Thoughts on communicating with programs before the Match!
I’ve made it pretty clear I’m a believer in thank you notes, preferably directly following your interview. However, in the month before the rank list is being finalized – there will be opportunities for more communication – both from the program and from you as an applicant. Some programs will do this more than others. Some programs will send very generically worded “thank you for interviewing, let us know if you have any other questions” emails, while others will fairly openly share your (positive) position on their ranking board. Many, many, send no communication at all.
My understanding of the rules is that is that it is fair game and allowed for you or a program to share that one is ranking the other highly. AS LONG AS, either does not ask for this in return or in any way try to pressure the other to change their rank (see an explanation below).

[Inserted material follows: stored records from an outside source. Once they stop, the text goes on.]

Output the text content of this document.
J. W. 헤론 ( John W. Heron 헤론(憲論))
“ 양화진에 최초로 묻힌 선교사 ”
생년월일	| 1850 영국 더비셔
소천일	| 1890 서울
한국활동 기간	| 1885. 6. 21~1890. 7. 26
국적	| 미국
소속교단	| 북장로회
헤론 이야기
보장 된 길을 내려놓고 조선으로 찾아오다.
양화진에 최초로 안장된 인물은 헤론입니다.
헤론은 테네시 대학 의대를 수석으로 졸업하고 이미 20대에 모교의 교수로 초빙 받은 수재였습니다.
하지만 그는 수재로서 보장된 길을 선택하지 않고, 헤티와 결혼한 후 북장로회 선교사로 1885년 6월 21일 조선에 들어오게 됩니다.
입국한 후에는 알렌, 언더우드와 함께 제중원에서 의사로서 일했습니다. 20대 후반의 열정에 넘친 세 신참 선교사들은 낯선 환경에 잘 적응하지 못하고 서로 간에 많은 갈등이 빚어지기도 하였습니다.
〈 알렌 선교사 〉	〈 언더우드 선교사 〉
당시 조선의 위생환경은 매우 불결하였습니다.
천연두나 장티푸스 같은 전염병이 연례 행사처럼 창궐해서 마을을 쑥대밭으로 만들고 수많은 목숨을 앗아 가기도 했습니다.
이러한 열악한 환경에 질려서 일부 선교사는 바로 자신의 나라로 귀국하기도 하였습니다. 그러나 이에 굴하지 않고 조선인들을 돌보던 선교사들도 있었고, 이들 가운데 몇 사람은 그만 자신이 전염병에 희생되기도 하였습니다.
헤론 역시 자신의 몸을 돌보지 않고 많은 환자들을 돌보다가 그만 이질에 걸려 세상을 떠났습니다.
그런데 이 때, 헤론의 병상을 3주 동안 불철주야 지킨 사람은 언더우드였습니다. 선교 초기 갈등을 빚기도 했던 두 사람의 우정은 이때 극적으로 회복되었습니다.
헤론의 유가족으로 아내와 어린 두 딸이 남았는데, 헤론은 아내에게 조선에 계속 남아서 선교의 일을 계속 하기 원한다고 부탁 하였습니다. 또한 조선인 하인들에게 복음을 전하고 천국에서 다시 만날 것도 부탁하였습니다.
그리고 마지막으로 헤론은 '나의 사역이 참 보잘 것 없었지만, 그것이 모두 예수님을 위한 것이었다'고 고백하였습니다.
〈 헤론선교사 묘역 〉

Using this understanding, I personally did email my top 3 programs and let them know I would be ranking them very highly. I strongly do not recommend telling more than one program they are your “number 1.” It’s still a small world and program directors talk, and you never know when burned bridges can haunt you as you look for jobs later. I also would not tell more than your top 3 or so that you are ranking them “very highly.”
As for programs themselves, I had several email me that I was ranked well on their list. Many sent no emails at all. Some I was excited about, others not as much. When reaching out to other programs, some reciprocated my interest, while others either didn’t reply or tampered my excitement a bit.
The bottom line is it’s ok for either to express interest, but neither can ask or pressure for a ranking in return. Most importantly, DO NOT allow any communication – positive or negative – to change your ranking order. Don’t do it!!! It doesn’t matter if you know you will definitely match at program X – if you rank another program higher and don’t get it – YOU WILL STILL MATCH at program X just as if you’d ranked it #1. So overall, I recommend trying to ignore program emails leading up to the match as much as possible. If you send out “intent to rank highly emails” don’t let the response sway you. No matter what…
STICK TO YOUR ORIGINAL RANKING LIST!